Sonia Montero-Gálvez

Sonia Montero-Gálvez
Lecturer Department of Latin American and Iberian Cultures
  • Address
    308 Casa Hispánica
    Department of Latin American & Iberian Cultures
    612 W 116th Street
    New York, NY 10027
  • Office Hours
    Mondays, 9:00am-10:00am; Wednesdays, 1:30pm-2:30pm
  • Phone
    (212) 854-2874
  • Fax
    (212) 854-5322
  • Email
  • Twitter


Sonia Montero-Gálvez joined the Department of Latin American & Iberian Cultures at Columbia University in the Fall 2012. She holds a BA in Spanish Philology from Universitat de València (Spain), and a MA in Teaching Spanish as a Foreign Language from Universidad Internacional Menéndez Pelayo and Instituto Cervantes (Santander, Spain). She completed also Advanced Studies on Theatre Pedagogy at Institut für Berüfliche Aus- und Fortbildung in Neumünster (Schleswig-Holstein, Germany). She taught Dramatic Literature at Escuela del Actor in Valencia, Spain (2002-2005), and she has taught Spanish at Instituto Cervantes in Hamburg and Bremen, Germany (2006-2009), and at the Univerzitet u Sarajevu in Sarajevo, Bosnia and Herzegovina (2009-2012).
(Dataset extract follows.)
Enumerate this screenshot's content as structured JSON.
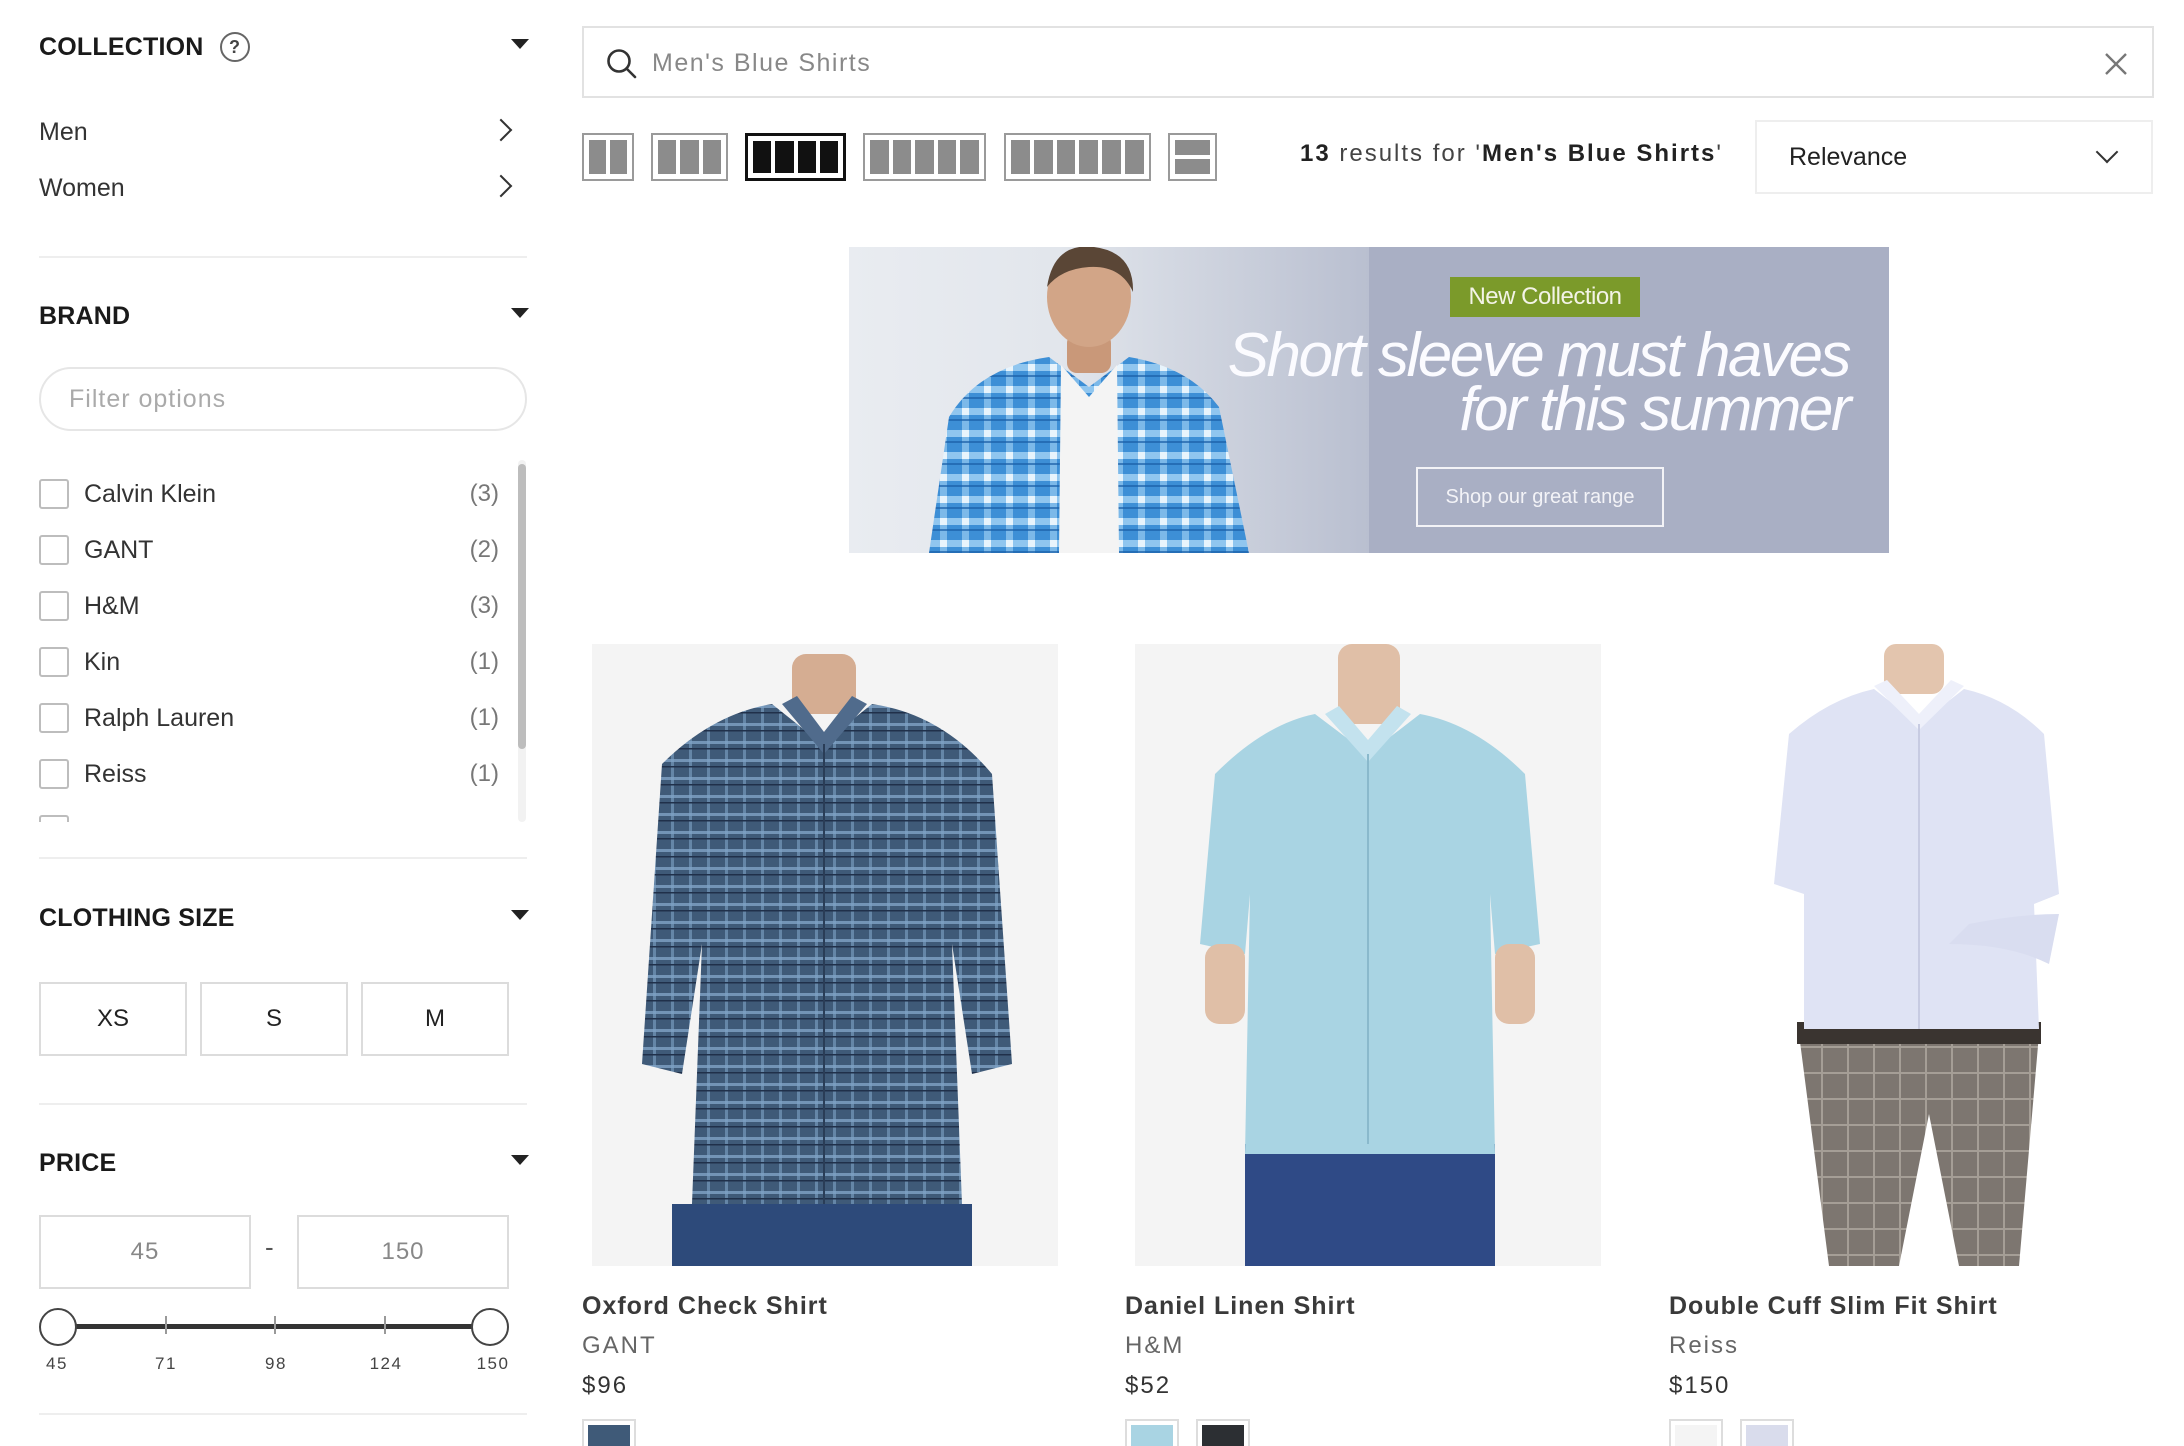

Currently, she is writing her doctoral thesis on the use and meaning of the articles (el/la/los/las, un/a/os/as, Ø) at the Universidad de Granada, Spain.

Academic Statement

1. Teaching

There is a saying that says: "Students learn despite their teachers". So that, if you really want to learn Spanish, you will; but if you don't want to, no professor can work miracles. I cannot even.

2. Research

I'm currently writing a doctoral thesis on the use and meaning of the articles (el/la/los/las; un/a/os/as; Ø) in Spanish and its pedagogical implications in SSL (Spanish as a Second Language) at the Universidad de Granada (Spain). My research is based on a cognitive and contrastive approach. The cognitive approach aims to understand and explain grammar (in particular, noun phrases with or without articles) as a logic and meaningful machine, whereas the contrastive approach aims to identify the main differences between the noun phrases in Spanish and their equivalent expressions in other languages. These differences correspond with the problematic issues in the acquisition of the articles' use for non native learners and, therefore, they show where the teaching/learning process should be focused.